4 considerations for pricing product
As a maker, your work is your passion. And you are keenly aware of exactly how much work goes into turning that passion into sales. It's a fundamental question facing every business owner at some point: "How much is my work worth?"
The challenge is to choose a price point high enough to reflect the time, labor and materials that go in to each of your products, while still being low enough to attract customers. You're aiming for a sweet spot that can be difficult to pinpoint. Here are some things to consider when developing your pricing strategy.
It's a basic principle of economics: Demand drives price. So to price correctly, you need determine where the greatest demand for your product is and what the going rate is. Then ask if you can create additional demand and make enough product to meet it.
Gauging existing demand can be done with a little online research – check sites such as Etsy and Pinterest, but also consider Google Trends, which can show who is searching for your product, or similar products, over a range of times, geographies and other criteria. Fellow makers and local stores can also offer insight as to what is selling and what isn't.
You're always in a better position to create more demand (and have better selling success) if you satisfy a want, not simply address a need. To do this, focus on what makes you different, whether it's creative packaging, a new spin on an existing product or a creative item with a functional purpose.
Figure out how you bring something new to the table, then use that to not only grab attention but also to appeal as a useful and worthwhile purchase -- or at the least, a fun and interesting buy.
Money earned versus time spent
Pricing products comes down to getting fair compensation for your time and resources. You already know you're going to sell at a price high enough to recoup what you spend on raw materials. Anything above that is earnings for your time.
So, consider whether the sales potential of your product is worth the time and resources it takes to produce it. Is your profit too low to justify the labor and materials you put in? Could your price point negatively impact sales? In some cases, the numbers might not add up, no matter what you do.
"Some things are just never going to be profitable, when you consider the time and materials you put into them," says crafter Sherri Osborn. "Some projects, like quilts, are going to be very time consuming and materials intensive, and you're either going to have to price them very high or work really efficiently, to make them worth the effort."
Cost of sourced materials
How and where you purchase raw materials can also impact the price point. If you source at a lower price, you can sell your product at a lower price and still turn a profit. But there is a potential downside to raw materials bargains.
"Always be wary if you find, for example, a certain color of yarn at a really low price," says Ellen Cagnassola, CEO of Sweet Soaps. "That's a red flag that the product is possibly going to be discontinued, and the supplier is just looking to move the remaining inventory as soon as possible. You could find yourself unable to source that yarn in six months."
Scarcity of raw materials isn’t the only potential sourcing issue. If your product succeeds, things can trend the other way, and you may find your once-reliable supplier can no longer keep up with your customer orders. To prevent supply issues, talk with potential suppliers to ask about:
- Present and future availability
- Stability of prices
- Ability to scale with your business
- Responsiveness - if you need to produce an order quickly, can they keep up with your pace?
A living wage
One additional factor to consider when pricing is you.

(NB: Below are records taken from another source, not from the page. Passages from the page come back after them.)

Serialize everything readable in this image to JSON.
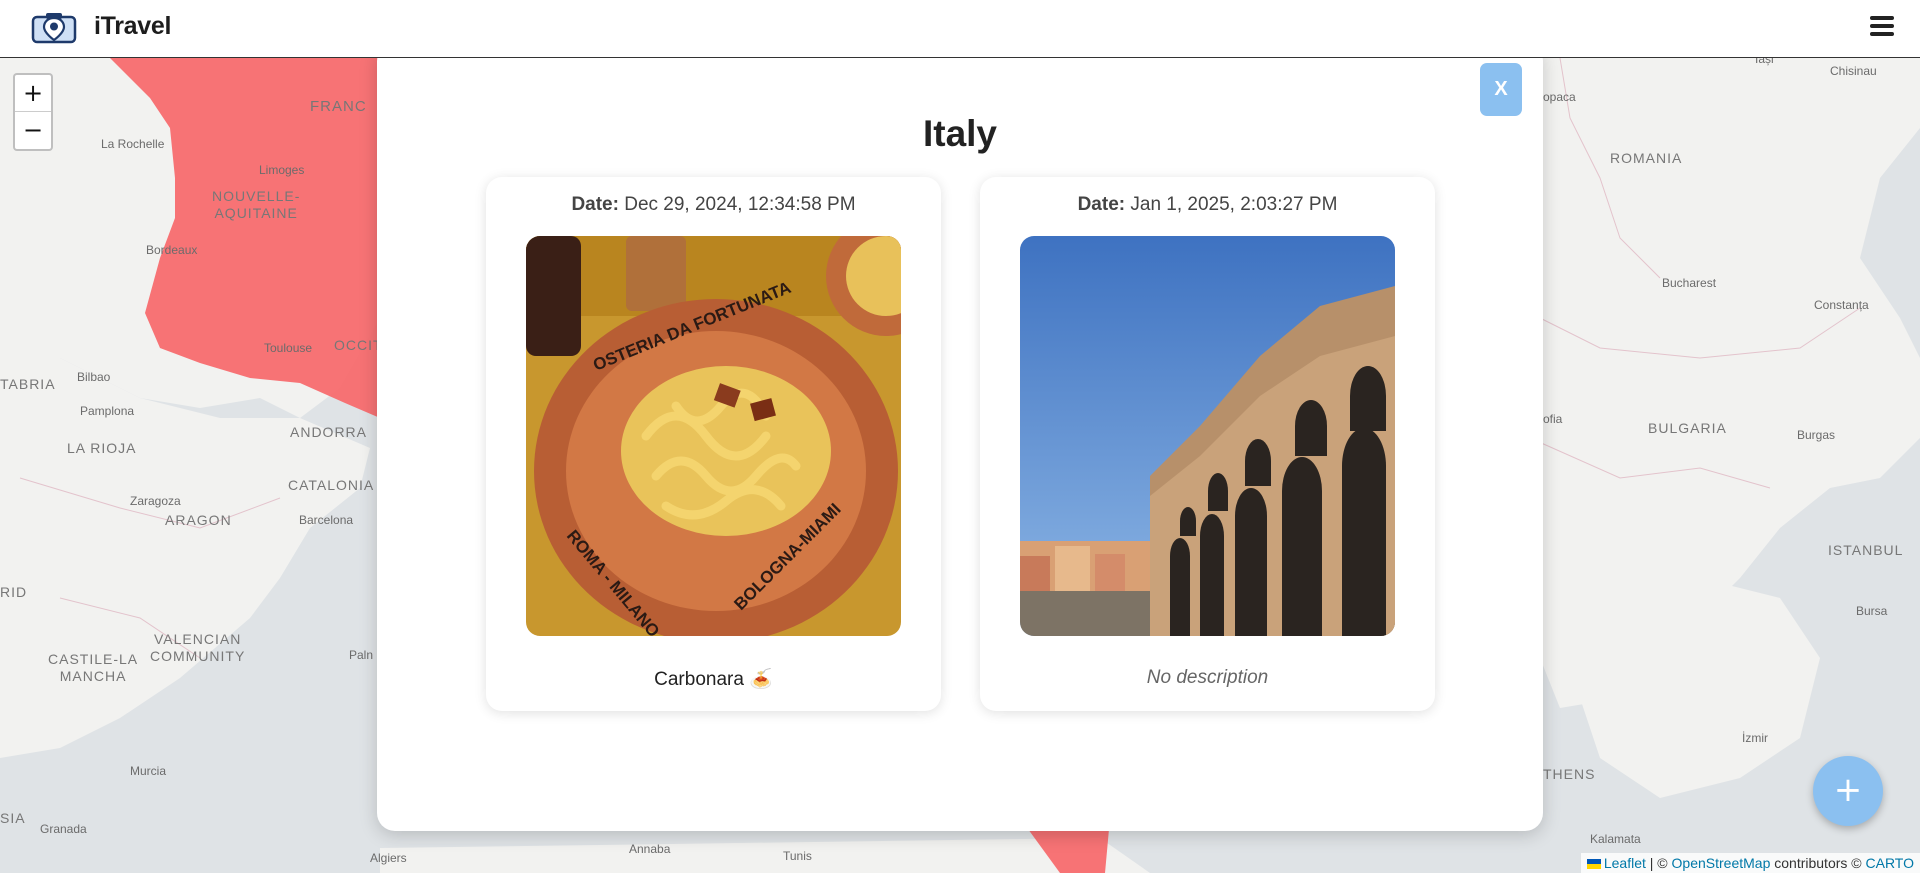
{
  "header": {
    "app_title": "iTravel",
    "logo_icon": "camera-location-icon",
    "menu_icon": "hamburger-menu-icon"
  },
  "map": {
    "zoom_in_label": "+",
    "zoom_out_label": "−",
    "add_button_label": "+",
    "highlight_color": "#f76b6e",
    "labels": {
      "france": "FRANC",
      "la_rochelle": "La Rochelle",
      "limoges": "Limoges",
      "nouvelle_aquitaine": "NOUVELLE-\nAQUITAINE",
      "bordeaux": "Bordeaux",
      "toulouse": "Toulouse",
      "occitanie": "OCCIT",
      "tabria": "TABRIA",
      "bilbao": "Bilbao",
      "pamplona": "Pamplona",
      "andorra": "ANDORRA",
      "la_rioja": "LA RIOJA",
      "catalonia": "CATALONIA",
      "zaragoza": "Zaragoza",
      "aragon": "ARAGON",
      "barcelona": "Barcelona",
      "madrid": "RID",
      "castile": "CASTILE-LA\nMANCHA",
      "valencian": "VALENCIAN\nCOMMUNITY",
      "palma": "Paln",
      "murcia": "Murcia",
      "granada": "Granada",
      "andalusia": "SIA",
      "algiers": "Algiers",
      "annaba": "Annaba",
      "tunis": "Tunis",
      "iasi": "Iași",
      "chisinau": "Chisinau",
      "opaca": "opaca",
      "romania": "ROMANIA",
      "bucharest": "Bucharest",
      "constanta": "Constanța",
      "sofia": "ofia",
      "bulgaria": "BULGARIA",
      "burgas": "Burgas",
      "istanbul": "ISTANBUL",
      "bursa": "Bursa",
      "izmir": "İzmir",
      "athens": "THENS",
      "kalamata": "Kalamata"
    },
    "attribution": {
      "leaflet": "Leaflet",
      "sep1": " | © ",
      "osm": "OpenStreetMap",
      "contributors": " contributors © ",
      "carto": "CARTO"
    }
  },
  "modal": {
    "close_label": "X",
    "title": "Italy",
    "cards": [
      {
        "date_label": "Date:",
        "date_value": " Dec 29, 2024, 12:34:58 PM",
        "photo_icon": "pasta-carbonara-photo",
        "description": "Carbonara 🍝"
      },
      {
        "date_label": "Date:",
        "date_value": " Jan 1, 2025, 2:03:27 PM",
        "photo_icon": "verona-arena-photo",
        "description": "No description"
      }
    ]
  }
}
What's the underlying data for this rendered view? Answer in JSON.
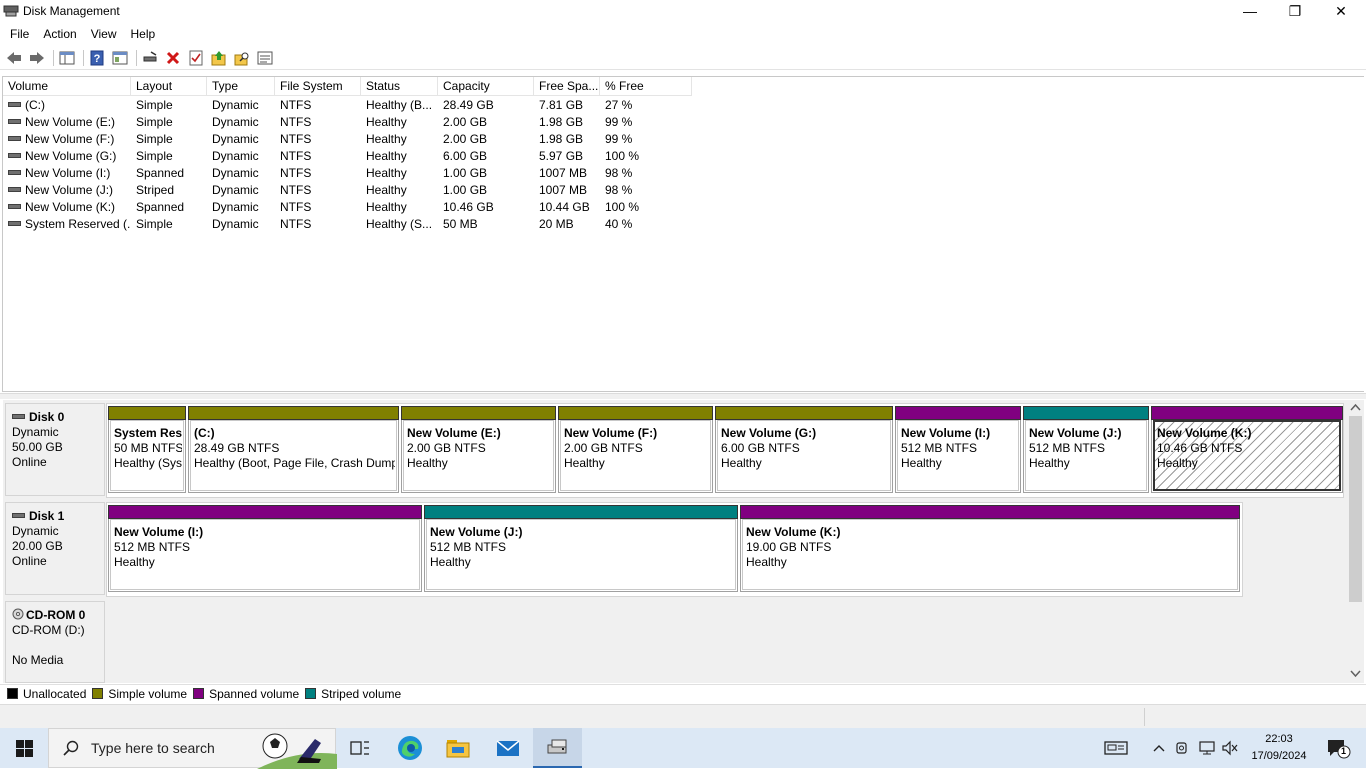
{
  "window": {
    "title": "Disk Management",
    "minimize": "—",
    "restore": "❐",
    "close": "✕"
  },
  "menu": [
    "File",
    "Action",
    "View",
    "Help"
  ],
  "table": {
    "columns": [
      "Volume",
      "Layout",
      "Type",
      "File System",
      "Status",
      "Capacity",
      "Free Spa...",
      "% Free"
    ],
    "rows": [
      [
        "(C:)",
        "Simple",
        "Dynamic",
        "NTFS",
        "Healthy (B...",
        "28.49 GB",
        "7.81 GB",
        "27 %"
      ],
      [
        "New Volume (E:)",
        "Simple",
        "Dynamic",
        "NTFS",
        "Healthy",
        "2.00 GB",
        "1.98 GB",
        "99 %"
      ],
      [
        "New Volume (F:)",
        "Simple",
        "Dynamic",
        "NTFS",
        "Healthy",
        "2.00 GB",
        "1.98 GB",
        "99 %"
      ],
      [
        "New Volume (G:)",
        "Simple",
        "Dynamic",
        "NTFS",
        "Healthy",
        "6.00 GB",
        "5.97 GB",
        "100 %"
      ],
      [
        "New Volume (I:)",
        "Spanned",
        "Dynamic",
        "NTFS",
        "Healthy",
        "1.00 GB",
        "1007 MB",
        "98 %"
      ],
      [
        "New Volume (J:)",
        "Striped",
        "Dynamic",
        "NTFS",
        "Healthy",
        "1.00 GB",
        "1007 MB",
        "98 %"
      ],
      [
        "New Volume (K:)",
        "Spanned",
        "Dynamic",
        "NTFS",
        "Healthy",
        "10.46 GB",
        "10.44 GB",
        "100 %"
      ],
      [
        "System Reserved (...",
        "Simple",
        "Dynamic",
        "NTFS",
        "Healthy (S...",
        "50 MB",
        "20 MB",
        "40 %"
      ]
    ]
  },
  "colors": {
    "simple": "#808000",
    "spanned": "#800080",
    "striped": "#008080",
    "unallocated": "#000000"
  },
  "disks": [
    {
      "name": "Disk 0",
      "type": "Dynamic",
      "size": "50.00 GB",
      "state": "Online",
      "partitions": [
        {
          "title": "System Res",
          "size": "50 MB NTFS",
          "status": "Healthy (Sys",
          "kind": "simple"
        },
        {
          "title": "(C:)",
          "size": "28.49 GB NTFS",
          "status": "Healthy (Boot, Page File, Crash Dump",
          "kind": "simple"
        },
        {
          "title": "New Volume  (E:)",
          "size": "2.00 GB NTFS",
          "status": "Healthy",
          "kind": "simple"
        },
        {
          "title": "New Volume  (F:)",
          "size": "2.00 GB NTFS",
          "status": "Healthy",
          "kind": "simple"
        },
        {
          "title": "New Volume  (G:)",
          "size": "6.00 GB NTFS",
          "status": "Healthy",
          "kind": "simple"
        },
        {
          "title": "New Volume  (I:)",
          "size": "512 MB NTFS",
          "status": "Healthy",
          "kind": "spanned"
        },
        {
          "title": "New Volume  (J:)",
          "size": "512 MB NTFS",
          "status": "Healthy",
          "kind": "striped"
        },
        {
          "title": "New Volume  (K:)",
          "size": "10.46 GB NTFS",
          "status": "Healthy",
          "kind": "spanned"
        }
      ]
    },
    {
      "name": "Disk 1",
      "type": "Dynamic",
      "size": "20.00 GB",
      "state": "Online",
      "partitions": [
        {
          "title": "New Volume  (I:)",
          "size": "512 MB NTFS",
          "status": "Healthy",
          "kind": "spanned"
        },
        {
          "title": "New Volume  (J:)",
          "size": "512 MB NTFS",
          "status": "Healthy",
          "kind": "striped"
        },
        {
          "title": "New Volume  (K:)",
          "size": "19.00 GB NTFS",
          "status": "Healthy",
          "kind": "spanned"
        }
      ]
    },
    {
      "name": "CD-ROM 0",
      "type": "CD-ROM (D:)",
      "size": "",
      "state": "No Media"
    }
  ],
  "legend": [
    "Unallocated",
    "Simple volume",
    "Spanned volume",
    "Striped volume"
  ],
  "taskbar": {
    "search_placeholder": "Type here to search",
    "time": "22:03",
    "date": "17/09/2024",
    "notification_count": "1"
  }
}
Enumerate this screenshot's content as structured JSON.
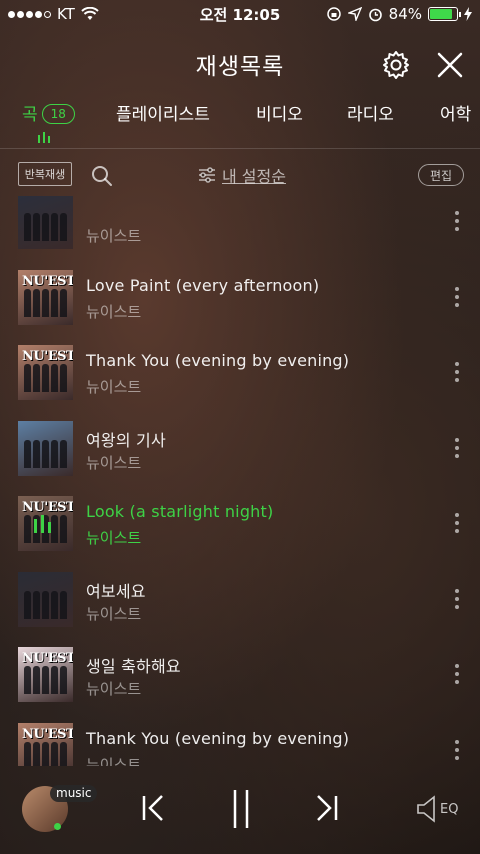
{
  "status_bar": {
    "carrier": "KT",
    "time": "오전 12:05",
    "battery": "84%"
  },
  "header": {
    "title": "재생목록"
  },
  "tabs": [
    {
      "label": "곡",
      "badge": "18"
    },
    {
      "label": "플레이리스트"
    },
    {
      "label": "비디오"
    },
    {
      "label": "라디오"
    },
    {
      "label": "어학"
    }
  ],
  "toolbar": {
    "repeat_label": "반복재생",
    "sort_label": "내 설정순",
    "edit_label": "편집"
  },
  "songs": [
    {
      "title": "",
      "artist": "뉴이스트",
      "thumb_text": "",
      "thumb_color": "#2b2f3c"
    },
    {
      "title": "Love Paint (every afternoon)",
      "artist": "뉴이스트",
      "thumb_text": "NU'EST",
      "thumb_color": "#b3806a"
    },
    {
      "title": "Thank You (evening by evening)",
      "artist": "뉴이스트",
      "thumb_text": "NU'EST",
      "thumb_color": "#b3806a"
    },
    {
      "title": "여왕의 기사",
      "artist": "뉴이스트",
      "thumb_text": "",
      "thumb_color": "#5d7fa3"
    },
    {
      "title": "Look (a starlight night)",
      "artist": "뉴이스트",
      "thumb_text": "NU'EST",
      "thumb_color": "#7b6052",
      "playing": true
    },
    {
      "title": "여보세요",
      "artist": "뉴이스트",
      "thumb_text": "",
      "thumb_color": "#2a2c36"
    },
    {
      "title": "생일 축하해요",
      "artist": "뉴이스트",
      "thumb_text": "NU'EST",
      "thumb_color": "#e9d8dc"
    },
    {
      "title": "Thank You (evening by evening)",
      "artist": "뉴이스트",
      "thumb_text": "NU'EST",
      "thumb_color": "#b3806a"
    }
  ],
  "player": {
    "badge": "music",
    "eq_label": "EQ"
  },
  "colors": {
    "accent": "#3ed246"
  }
}
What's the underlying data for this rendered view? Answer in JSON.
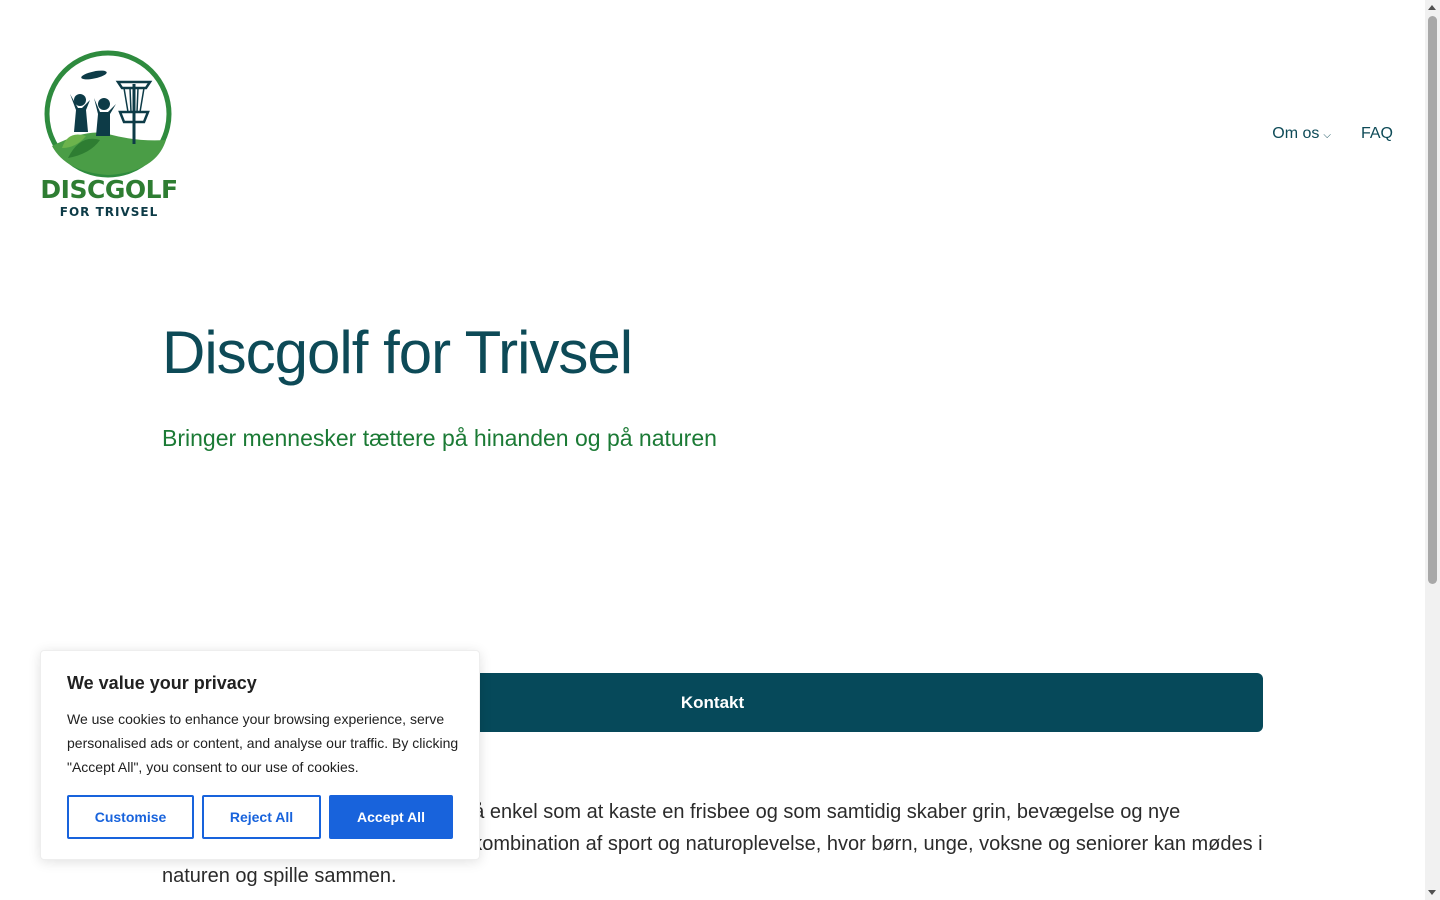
{
  "header": {
    "logo_line1": "DISCGOLF",
    "logo_line2": "FOR TRIVSEL",
    "nav": [
      {
        "label": "Om os",
        "has_dropdown": true
      },
      {
        "label": "FAQ",
        "has_dropdown": false
      }
    ]
  },
  "hero": {
    "title": "Discgolf for Trivsel",
    "subtitle": "Bringer mennesker tættere på hinanden og på naturen",
    "cta_label": "Kontakt"
  },
  "intro": {
    "text": "Discgolf er en aktivitet, der er lige så enkel som at kaste en frisbee og som samtidig skaber grin, bevægelse og nye venskaber. Det er en inkluderende kombination af sport og naturoplevelse, hvor børn, unge, voksne og seniorer kan mødes i naturen og spille sammen."
  },
  "cookie_banner": {
    "title": "We value your privacy",
    "text": "We use cookies to enhance your browsing experience, serve personalised ads or content, and analyse our traffic. By clicking \"Accept All\", you consent to our use of cookies.",
    "buttons": {
      "customise": "Customise",
      "reject": "Reject All",
      "accept": "Accept All"
    }
  },
  "colors": {
    "brand_dark": "#06495a",
    "brand_green": "#1b7a35",
    "cookie_blue": "#1863dc"
  }
}
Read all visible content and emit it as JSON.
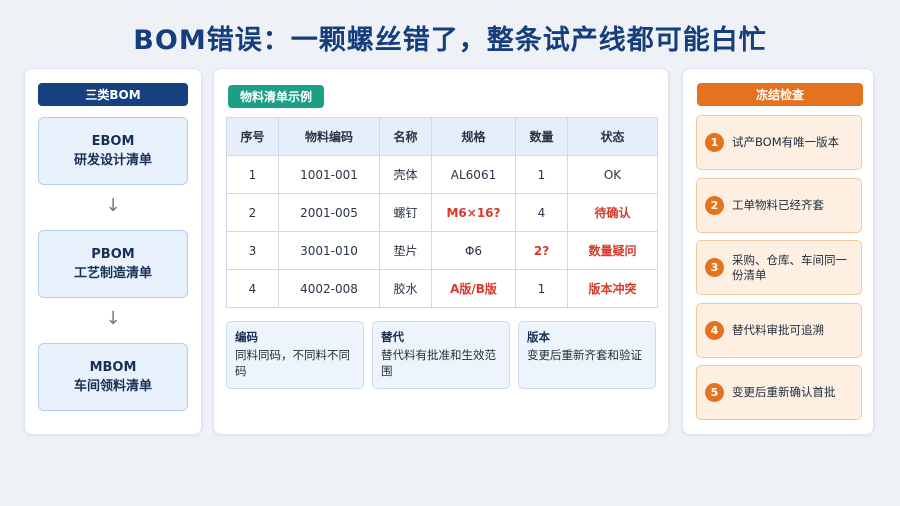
{
  "title": "BOM错误：一颗螺丝错了，整条试产线都可能白忙",
  "left": {
    "header": "三类BOM",
    "boms": [
      {
        "code": "EBOM",
        "name": "研发设计清单"
      },
      {
        "code": "PBOM",
        "name": "工艺制造清单"
      },
      {
        "code": "MBOM",
        "name": "车间领料清单"
      }
    ],
    "arrow": "↓"
  },
  "middle": {
    "header": "物料清单示例",
    "columns": [
      "序号",
      "物料编码",
      "名称",
      "规格",
      "数量",
      "状态"
    ],
    "rows": [
      [
        "1",
        "1001-001",
        "壳体",
        "AL6061",
        "1",
        "OK"
      ],
      [
        "2",
        "2001-005",
        "螺钉",
        "M6×16?",
        "4",
        "待确认"
      ],
      [
        "3",
        "3001-010",
        "垫片",
        "Φ6",
        "2?",
        "数量疑问"
      ],
      [
        "4",
        "4002-008",
        "胶水",
        "A版/B版",
        "1",
        "版本冲突"
      ]
    ],
    "notes": [
      {
        "title": "编码",
        "body": "同料同码，不同料不同码"
      },
      {
        "title": "替代",
        "body": "替代料有批准和生效范围"
      },
      {
        "title": "版本",
        "body": "变更后重新齐套和验证"
      }
    ]
  },
  "right": {
    "header": "冻结检查",
    "items": [
      {
        "num": "1",
        "text": "试产BOM有唯一版本"
      },
      {
        "num": "2",
        "text": "工单物料已经齐套"
      },
      {
        "num": "3",
        "text": "采购、仓库、车间同一份清单"
      },
      {
        "num": "4",
        "text": "替代料审批可追溯"
      },
      {
        "num": "5",
        "text": "变更后重新确认首批"
      }
    ]
  },
  "colors": {
    "navy": "#17407e",
    "teal": "#1d9e86",
    "orange": "#e4731f",
    "alert_red": "#d83a2c"
  }
}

Often, when business owners err in pricing, it's by pricing too low.
"Take into consideration the living wage in your area," Cagnassola says. "Then consider how much you would expect to make per hour, how many items you can make in an hour and the amount of money you'll need to cover taxes, bills, living expenses and raw materials." Take the time to:
- Learn what other makers in your area consider an acceptable living wage.
- Check labor statistics online, which should give you a broad view of wages in your area.
- Make a personal budget and update it as your living needs change.
Key tips and takeaways
Ask yourself these questions to help determine the best fair price for your product.
- What about your product brings something new to the marketplace and creates demand?
- How much time do you spend making it?
- How much time do you spend on materials?
- Is your work priced high enough to earn a wage that supports your lifestyle?